Nowe słowa. Nowe produkty. Nowe zawody. Nowe zjawiska. I oczywiście nowe choroby. Pandemia niszczy, osłabia, zabija – ale też zmusza do tworzenia. Co z tego zostanie?
Na początku było słowo. Zrazu niegroźne. I wcale nie nowe.

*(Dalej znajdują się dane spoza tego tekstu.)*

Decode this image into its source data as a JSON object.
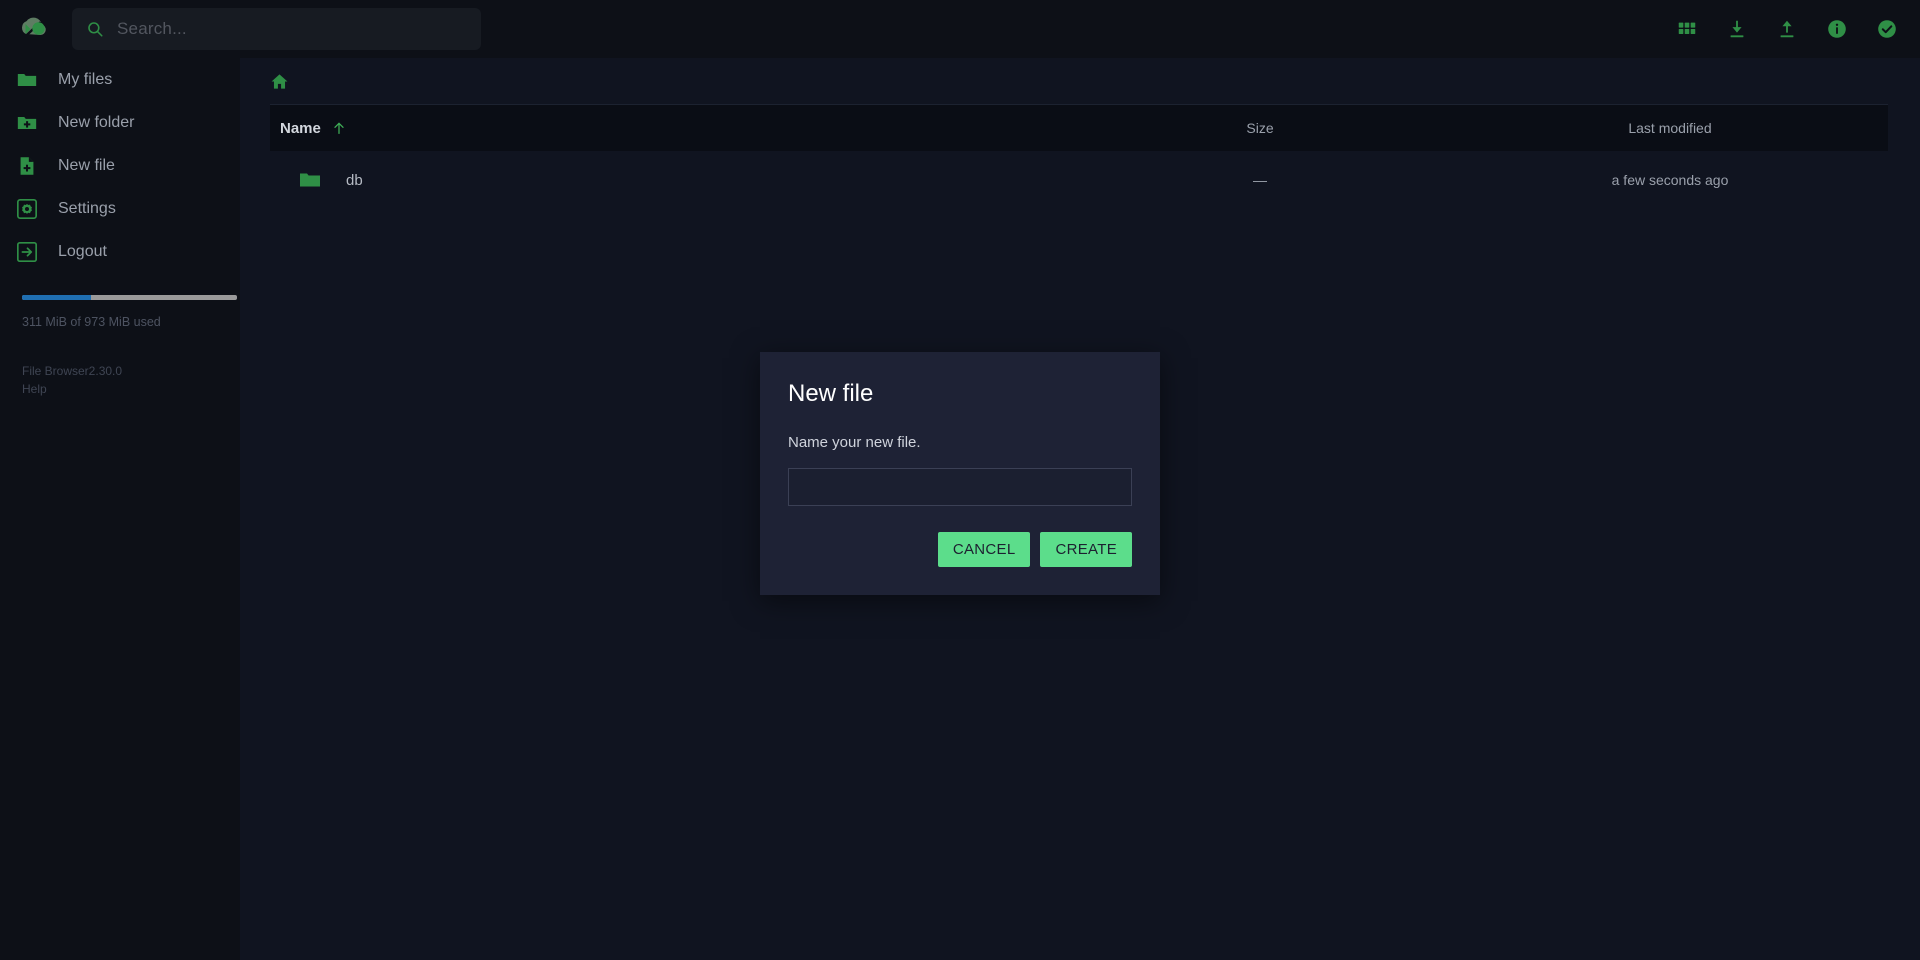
{
  "header": {
    "logo_name": "file-browser-logo",
    "search": {
      "placeholder": "Search...",
      "value": ""
    },
    "actions": [
      {
        "name": "switch-view-button",
        "icon": "grid-icon",
        "label": "Switch view"
      },
      {
        "name": "download-button",
        "icon": "download-icon",
        "label": "Download"
      },
      {
        "name": "upload-button",
        "icon": "upload-icon",
        "label": "Upload"
      },
      {
        "name": "info-button",
        "icon": "info-icon",
        "label": "Info"
      },
      {
        "name": "select-multiple-button",
        "icon": "check-circle-icon",
        "label": "Select multiple"
      }
    ]
  },
  "sidebar": {
    "items": [
      {
        "label": "My files",
        "icon": "folder-icon"
      },
      {
        "label": "New folder",
        "icon": "folder-plus-icon"
      },
      {
        "label": "New file",
        "icon": "file-plus-icon"
      },
      {
        "label": "Settings",
        "icon": "gear-icon"
      },
      {
        "label": "Logout",
        "icon": "logout-icon"
      }
    ],
    "storage": {
      "used_percent": 32,
      "text": "311 MiB of 973 MiB used",
      "track_color": "#9a9a9a",
      "fill_color": "#1f6fb2"
    },
    "footer": {
      "version": "File Browser2.30.0",
      "help": "Help"
    }
  },
  "main": {
    "breadcrumb": {
      "home_label": "Home"
    },
    "columns": {
      "name": "Name",
      "size": "Size",
      "modified": "Last modified"
    },
    "sort": {
      "column": "Name",
      "direction": "asc"
    },
    "rows": [
      {
        "name": "db",
        "icon": "folder-icon",
        "size": "—",
        "modified": "a few seconds ago"
      }
    ]
  },
  "modal": {
    "title": "New file",
    "prompt": "Name your new file.",
    "input": {
      "value": "",
      "placeholder": ""
    },
    "cancel_label": "CANCEL",
    "create_label": "CREATE",
    "button_color": "#5cdd8b"
  },
  "colors": {
    "accent_green": "#2f8f46",
    "bright_green": "#5cdd8b",
    "page_bg": "#0d1017",
    "panel_bg": "#101420",
    "modal_bg": "#1e2235"
  }
}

Koronawirusy istnieją od lat. Lecz dopiero zidentyfikowany w chińskim Wuhanie koronawirus SARS-CoV-2 spowodował, że słowo to rozlało się na cały świat – w ślad za patogenem. Zaś w warstwie językowej doprowadziło do powstania całej koronamowy, poprzez którą zaczęliśmy opisywać koronarzeczywistość, w jakiej się znaleźliśmy. Były więc: koronachaos, koronaferie, koronalekcje, koronaselfie, koronazoomy (ale i koronaparty), koronawakacje, koronaobligacje, a także koronakryzys, koronaprzekręt czy koronawybory. Kto nie wierzy, jak bardzo niebezpieczny jest nowy patogen, jest koronasceptykiem i wyśmiewa koronaściemę. Jego przeciwieństwem jest koronaświrus.

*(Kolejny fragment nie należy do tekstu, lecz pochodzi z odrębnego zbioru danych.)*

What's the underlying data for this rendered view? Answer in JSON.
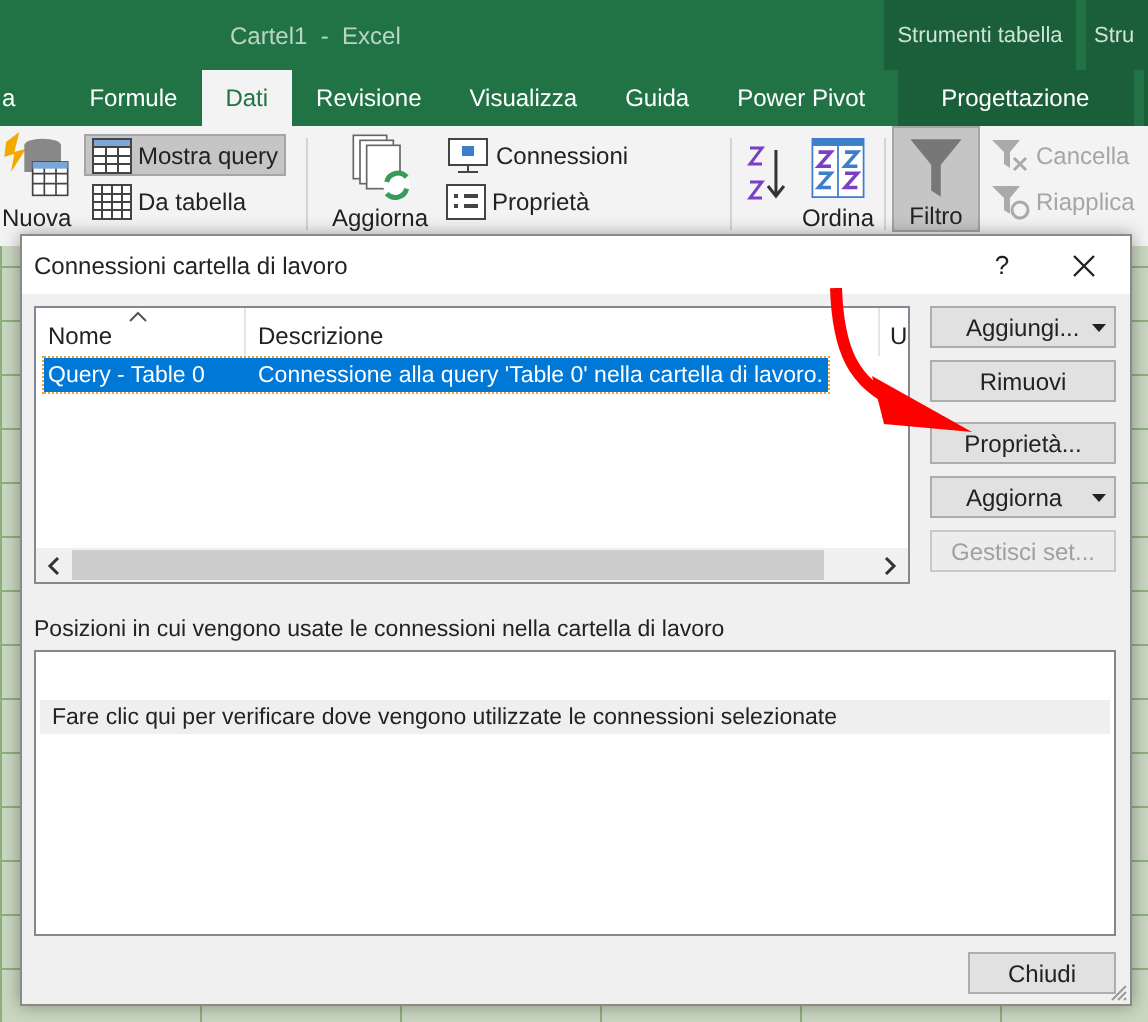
{
  "window": {
    "title": "Cartel1  -  Excel",
    "context_title": "Strumenti tabella",
    "context_title_cut": "Stru"
  },
  "tabs": [
    {
      "label": "a",
      "selected": false,
      "kind": "normal"
    },
    {
      "label": "Formule",
      "selected": false,
      "kind": "normal"
    },
    {
      "label": "Dati",
      "selected": true,
      "kind": "normal"
    },
    {
      "label": "Revisione",
      "selected": false,
      "kind": "normal"
    },
    {
      "label": "Visualizza",
      "selected": false,
      "kind": "normal"
    },
    {
      "label": "Guida",
      "selected": false,
      "kind": "normal"
    },
    {
      "label": "Power Pivot",
      "selected": false,
      "kind": "normal"
    },
    {
      "label": "Progettazione",
      "selected": false,
      "kind": "context"
    }
  ],
  "ribbon": {
    "new_query": {
      "label": "Nuova"
    },
    "show_queries": {
      "label": "Mostra query",
      "pressed": true
    },
    "from_table": {
      "label": "Da tabella",
      "pressed": false
    },
    "refresh": {
      "label": "Aggiorna"
    },
    "connections": {
      "label": "Connessioni"
    },
    "properties": {
      "label": "Proprietà"
    },
    "sort": {
      "label": "Ordina"
    },
    "filter": {
      "label": "Filtro",
      "pressed": true
    },
    "clear": {
      "label": "Cancella",
      "disabled": true
    },
    "reapply": {
      "label": "Riapplica",
      "disabled": true
    }
  },
  "dialog": {
    "title": "Connessioni cartella di lavoro",
    "help": "?",
    "columns": [
      {
        "label": "Nome",
        "sorted": true
      },
      {
        "label": "Descrizione",
        "sorted": false
      },
      {
        "label": "U",
        "sorted": false
      }
    ],
    "rows": [
      {
        "name": "Query - Table 0",
        "description": "Connessione alla query 'Table 0' nella cartella di lavoro.",
        "selected": true
      }
    ],
    "buttons": [
      {
        "label": "Aggiungi...",
        "dropdown": true,
        "disabled": false
      },
      {
        "label": "Rimuovi",
        "dropdown": false,
        "disabled": false
      },
      {
        "label": "Proprietà...",
        "dropdown": false,
        "disabled": false
      },
      {
        "label": "Aggiorna",
        "dropdown": true,
        "disabled": false
      },
      {
        "label": "Gestisci set...",
        "dropdown": false,
        "disabled": true
      }
    ],
    "usage_label": "Posizioni in cui vengono usate le connessioni nella cartella di lavoro",
    "usage_hint": "Fare clic qui per verificare dove vengono utilizzate le connessioni selezionate",
    "close_button": "Chiudi"
  }
}
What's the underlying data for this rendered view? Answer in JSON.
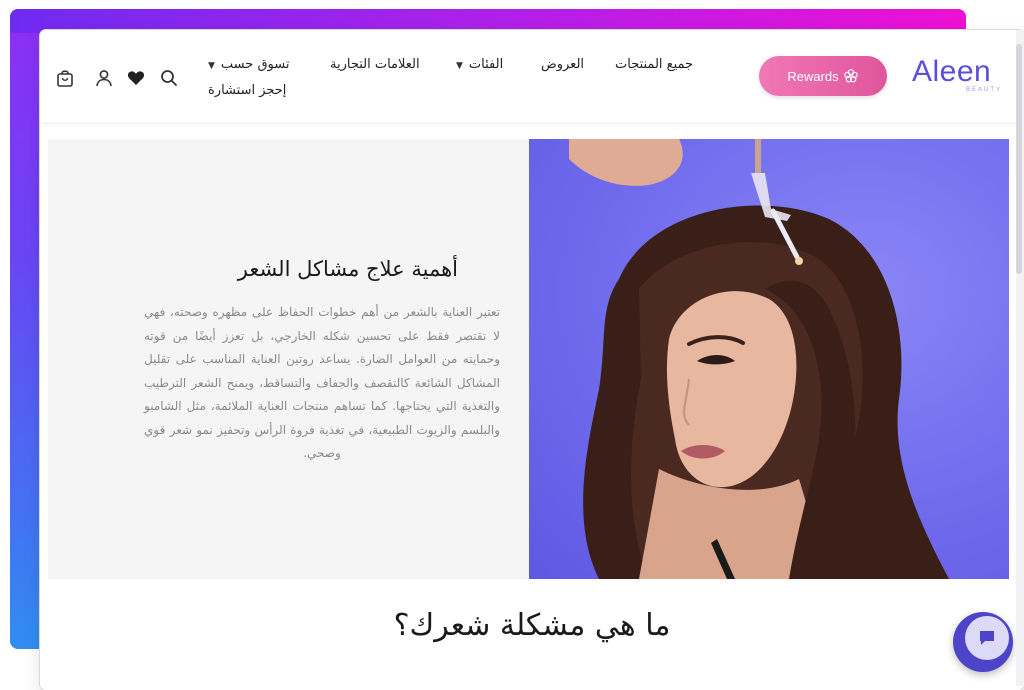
{
  "header": {
    "logo_text": "Aleen",
    "logo_sub": "BEAUTY",
    "rewards_label": "Rewards",
    "nav": {
      "all_products": "جميع المنتجات",
      "offers": "العروض",
      "categories": "الفئات",
      "brands": "العلامات التجارية",
      "shop_by": "تسوق حسب",
      "book_consultation": "إحجز استشارة"
    },
    "icons": [
      "search-icon",
      "heart-icon",
      "user-icon",
      "cart-icon"
    ]
  },
  "hero": {
    "title": "أهمية علاج مشاكل الشعر",
    "body": "تعتبر العناية بالشعر من أهم خطوات الحفاظ على مظهره وصحته، فهي لا تقتصر فقط على تحسين شكله الخارجي، بل تعزز أيضًا من قوته وحمايته من العوامل الضارة. يساعد روتين العناية المناسب على تقليل المشاكل الشائعة كالتقصف والجفاف والتساقط، ويمنح الشعر الترطيب والتغذية التي يحتاجها. كما تساهم منتجات العناية الملائمة، مثل الشامبو والبلسم والزيوت الطبيعية، في تغذية فروة الرأس وتحفيز نمو شعر قوي وصحي.",
    "image": "woman-applying-hair-serum"
  },
  "section": {
    "title": "ما هي مشكلة شعرك؟"
  },
  "colors": {
    "brand": "#5b4fd9",
    "rewards": "#e86aab",
    "hero_bg": "#7470ef",
    "chat": "#4c44c9"
  }
}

- W przypadku tych słów został zastosowany wygodny twór słowotwórczy, czyli dodana cząstka "korona-", choć gdyby trzymać się ściśle reguł polskiego słowotwórstwa, powinniśmy mówić "koronowirus" – zauważa dr hab. Marek Łaziński, językoznawca, profesor Uniwersytetu Warszawskiego. I dodaje: - Ponieważ polszczyzna nie przepada za złożeniami, te słowa zwracają naszą uwagę. Są ciekawe dla ucha, ale właśnie dlatego mają niewielkie szanse na wejście do głównego trzonu języka.
Które słowa przetrwają
Szybko pojawiło się nowe słowo, niosące szerszy przekaz, powstałe od nazwy choroby COVID-19. Po roku pandemii słowa "covid" używamy chyba częściej niż "koronawirus". Powstał przymiotnik "covidowy", który jest bardzo pojemny znaczeniowo. Mamy więc oddział covidowy, szpital covidowy, pacjentów covidowych, zgony covidowe.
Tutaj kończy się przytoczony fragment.